Jakiś czas temu Jeanie Buss, która po śmierci ojca przejęła obowiązki głównej zarządzającej zespołem, przedstawił swoje TOP 5 najlepszych postaci w historii Los Angeles Lakers. Na jej liście zabrakło jednego znaczącego nazwiska – człowieka z logo NBA.
Według ostatnich doniesień Jerry West, obecnie wspierający swoim doświadczeniem Los Angeles Clippers, poczuł się przez Jeanie Buss obrażony. Ta w jednym z podcastów przestawiła swoje TOP 5 postaci związanych z Los Angeles Lakers wszech czasów. Wymieniła Kobego Bryanta, LeBrona Jamesa, Magica Johnsona, Kareema Abdula-Jabbara oraz Phila Jacksona. Zabrakło więc niekwestionowanej legendy ekipy z Miasta Aniołów.
West w rozmowie z dziennikarzem Peterem Vecseyem postanowił skomentować wybór Buss. – Widziałem, że Jeanie Buss przedstawił pięć najważniejszych według niej osób w historii Lakers. To jedna z największych zniewag, jaką na swój temat słyszałem. Byłem tam wiele razy i wiele razy wygrywałem. Ciekawe czy zdobyliby tyle, gdyby nie moje wsparcie – przyznał wyraźnie urażony. Nie da się ukryć, że obecność w tym zestawieniu LBJ-a zamiast Westa jest kontrowersyjna.
– Nigdy nie przypisywałem sobie żadnych sukcesów. Gdy byłem wokół drużyny to po prostu przynosiłem szczęście. Jednak gdy to wszystko się rozpadło było wiele sezonów, podczas których [Lakers] nie prezentowali się najlepiej – dodaje. West zdobył z Lakers jeden tytuł mistrzowski w 1972 roku. Pełnił też rolę generalnego menadżera i wiceprezesa w latach 1982-2000. Odegrał bardzo ważną rolę w transferze Kobego do Lakers.
Od kilku sezonów pełni rolę doradcy dla zarzadu LA Clippers. Ma 82 lata, więc w głównej mierze cieszy się urokami emerytury.
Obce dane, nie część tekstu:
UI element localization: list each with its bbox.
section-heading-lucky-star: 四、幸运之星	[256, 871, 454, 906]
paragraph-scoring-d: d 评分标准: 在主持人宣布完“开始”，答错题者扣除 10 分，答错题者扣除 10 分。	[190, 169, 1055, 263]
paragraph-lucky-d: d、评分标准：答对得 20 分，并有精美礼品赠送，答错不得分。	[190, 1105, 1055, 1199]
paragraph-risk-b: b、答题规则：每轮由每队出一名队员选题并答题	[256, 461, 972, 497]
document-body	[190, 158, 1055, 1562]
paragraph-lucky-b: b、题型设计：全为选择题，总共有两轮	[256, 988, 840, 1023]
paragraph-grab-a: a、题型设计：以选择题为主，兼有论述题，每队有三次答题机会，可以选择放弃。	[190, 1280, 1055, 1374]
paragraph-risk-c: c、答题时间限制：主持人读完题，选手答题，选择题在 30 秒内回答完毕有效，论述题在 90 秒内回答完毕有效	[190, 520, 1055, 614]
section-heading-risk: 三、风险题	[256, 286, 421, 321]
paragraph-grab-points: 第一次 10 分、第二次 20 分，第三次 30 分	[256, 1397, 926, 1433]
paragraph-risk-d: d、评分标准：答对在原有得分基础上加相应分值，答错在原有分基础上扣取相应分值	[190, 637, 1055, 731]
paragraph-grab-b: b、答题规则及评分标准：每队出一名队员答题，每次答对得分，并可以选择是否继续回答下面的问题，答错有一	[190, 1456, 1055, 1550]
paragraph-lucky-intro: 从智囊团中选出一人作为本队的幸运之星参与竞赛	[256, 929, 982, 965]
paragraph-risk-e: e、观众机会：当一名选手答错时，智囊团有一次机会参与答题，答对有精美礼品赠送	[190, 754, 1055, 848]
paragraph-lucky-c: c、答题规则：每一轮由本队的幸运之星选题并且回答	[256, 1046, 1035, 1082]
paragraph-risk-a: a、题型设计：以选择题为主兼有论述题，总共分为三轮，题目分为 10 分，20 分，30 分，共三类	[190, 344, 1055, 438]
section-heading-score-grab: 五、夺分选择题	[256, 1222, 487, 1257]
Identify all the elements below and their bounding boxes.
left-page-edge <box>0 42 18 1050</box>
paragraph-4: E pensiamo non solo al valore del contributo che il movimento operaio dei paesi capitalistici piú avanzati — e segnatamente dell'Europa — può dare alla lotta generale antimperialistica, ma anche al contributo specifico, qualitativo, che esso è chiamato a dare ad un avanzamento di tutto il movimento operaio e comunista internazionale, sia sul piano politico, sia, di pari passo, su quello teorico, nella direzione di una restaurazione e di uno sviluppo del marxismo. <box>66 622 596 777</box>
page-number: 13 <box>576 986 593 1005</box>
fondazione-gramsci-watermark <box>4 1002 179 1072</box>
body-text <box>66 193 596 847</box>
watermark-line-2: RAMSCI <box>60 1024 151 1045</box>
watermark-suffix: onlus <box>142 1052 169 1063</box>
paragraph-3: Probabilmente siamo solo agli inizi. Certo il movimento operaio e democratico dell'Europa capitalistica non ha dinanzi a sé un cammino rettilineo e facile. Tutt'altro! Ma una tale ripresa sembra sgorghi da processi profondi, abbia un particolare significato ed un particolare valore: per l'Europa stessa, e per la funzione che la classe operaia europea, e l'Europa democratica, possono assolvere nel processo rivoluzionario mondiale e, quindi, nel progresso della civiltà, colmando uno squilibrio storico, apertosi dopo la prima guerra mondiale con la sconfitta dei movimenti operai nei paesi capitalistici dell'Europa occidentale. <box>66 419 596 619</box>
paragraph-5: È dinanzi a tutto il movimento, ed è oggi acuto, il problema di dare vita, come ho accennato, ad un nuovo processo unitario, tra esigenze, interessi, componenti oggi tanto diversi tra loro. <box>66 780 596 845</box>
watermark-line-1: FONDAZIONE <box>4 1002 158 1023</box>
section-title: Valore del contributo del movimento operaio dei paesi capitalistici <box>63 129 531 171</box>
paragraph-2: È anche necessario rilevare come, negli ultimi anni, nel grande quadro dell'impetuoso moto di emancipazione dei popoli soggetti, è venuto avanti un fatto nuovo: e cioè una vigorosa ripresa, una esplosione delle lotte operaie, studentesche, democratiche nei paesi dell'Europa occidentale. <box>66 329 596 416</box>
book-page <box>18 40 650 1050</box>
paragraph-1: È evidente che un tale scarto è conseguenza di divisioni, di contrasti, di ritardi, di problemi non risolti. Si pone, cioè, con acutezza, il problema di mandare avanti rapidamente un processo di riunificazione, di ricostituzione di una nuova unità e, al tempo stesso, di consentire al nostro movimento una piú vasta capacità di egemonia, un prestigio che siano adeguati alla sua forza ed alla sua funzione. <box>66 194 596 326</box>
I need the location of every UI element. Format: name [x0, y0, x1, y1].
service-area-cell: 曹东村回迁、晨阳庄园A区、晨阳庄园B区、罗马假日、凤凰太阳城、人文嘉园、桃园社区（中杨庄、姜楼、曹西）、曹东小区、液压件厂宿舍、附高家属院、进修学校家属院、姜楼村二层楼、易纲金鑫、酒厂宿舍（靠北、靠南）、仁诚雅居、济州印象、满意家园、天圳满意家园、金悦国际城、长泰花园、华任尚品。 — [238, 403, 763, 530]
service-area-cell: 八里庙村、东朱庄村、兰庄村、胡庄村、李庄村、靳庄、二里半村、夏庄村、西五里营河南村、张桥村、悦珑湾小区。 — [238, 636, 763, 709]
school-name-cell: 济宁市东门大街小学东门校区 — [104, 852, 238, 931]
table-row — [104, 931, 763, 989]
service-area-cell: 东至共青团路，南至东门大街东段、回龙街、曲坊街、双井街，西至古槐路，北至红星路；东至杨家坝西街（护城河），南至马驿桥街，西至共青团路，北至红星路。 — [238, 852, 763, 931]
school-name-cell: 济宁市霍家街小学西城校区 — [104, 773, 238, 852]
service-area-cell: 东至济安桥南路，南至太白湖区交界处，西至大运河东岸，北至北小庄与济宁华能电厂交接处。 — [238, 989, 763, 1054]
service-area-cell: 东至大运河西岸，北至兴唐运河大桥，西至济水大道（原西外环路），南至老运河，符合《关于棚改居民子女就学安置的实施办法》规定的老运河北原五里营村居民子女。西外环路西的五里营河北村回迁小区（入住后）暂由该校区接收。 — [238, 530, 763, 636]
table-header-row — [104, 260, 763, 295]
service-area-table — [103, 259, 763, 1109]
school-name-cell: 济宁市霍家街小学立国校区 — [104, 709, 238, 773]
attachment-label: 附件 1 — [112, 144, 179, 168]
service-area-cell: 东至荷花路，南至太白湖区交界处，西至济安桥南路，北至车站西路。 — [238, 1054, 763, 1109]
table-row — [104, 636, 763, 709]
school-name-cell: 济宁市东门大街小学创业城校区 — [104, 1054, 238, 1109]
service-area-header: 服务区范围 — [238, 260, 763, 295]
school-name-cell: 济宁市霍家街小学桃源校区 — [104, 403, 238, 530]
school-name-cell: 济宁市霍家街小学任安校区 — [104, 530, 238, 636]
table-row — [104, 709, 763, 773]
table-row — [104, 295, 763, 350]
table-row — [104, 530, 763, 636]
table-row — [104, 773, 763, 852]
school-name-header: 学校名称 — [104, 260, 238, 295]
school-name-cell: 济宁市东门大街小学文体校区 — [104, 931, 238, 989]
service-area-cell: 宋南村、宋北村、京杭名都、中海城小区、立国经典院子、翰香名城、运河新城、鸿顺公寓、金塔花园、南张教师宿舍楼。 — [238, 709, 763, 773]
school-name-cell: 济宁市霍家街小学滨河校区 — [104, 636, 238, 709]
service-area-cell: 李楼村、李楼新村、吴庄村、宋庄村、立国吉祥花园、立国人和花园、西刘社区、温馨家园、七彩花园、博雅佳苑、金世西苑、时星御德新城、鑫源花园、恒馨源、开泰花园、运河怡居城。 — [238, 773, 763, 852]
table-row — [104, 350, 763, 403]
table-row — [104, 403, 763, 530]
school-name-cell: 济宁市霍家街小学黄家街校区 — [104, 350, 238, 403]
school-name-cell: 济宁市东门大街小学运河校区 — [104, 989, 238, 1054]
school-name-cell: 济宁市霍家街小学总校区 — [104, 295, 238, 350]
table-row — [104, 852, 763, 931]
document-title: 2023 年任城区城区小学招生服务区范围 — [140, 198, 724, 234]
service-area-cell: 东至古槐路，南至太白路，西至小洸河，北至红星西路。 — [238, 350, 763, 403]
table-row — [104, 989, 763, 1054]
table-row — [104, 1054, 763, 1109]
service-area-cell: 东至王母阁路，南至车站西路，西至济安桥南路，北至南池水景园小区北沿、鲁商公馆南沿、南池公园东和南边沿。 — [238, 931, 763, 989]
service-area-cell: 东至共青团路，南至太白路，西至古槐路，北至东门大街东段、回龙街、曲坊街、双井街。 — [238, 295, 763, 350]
Przeszkadza mu jednak, gdy ktoś nie potrafi docenić jego zasług. Z Lakers w ostatnich latach mu nie po drodze. Przed pracą w Clippers, pomagał Golden State Warriors. Odciął się od Jeziorowców, a oni sami sprawią wrażenie, jakby nie chcieli mieć z nim wiele wspólnego.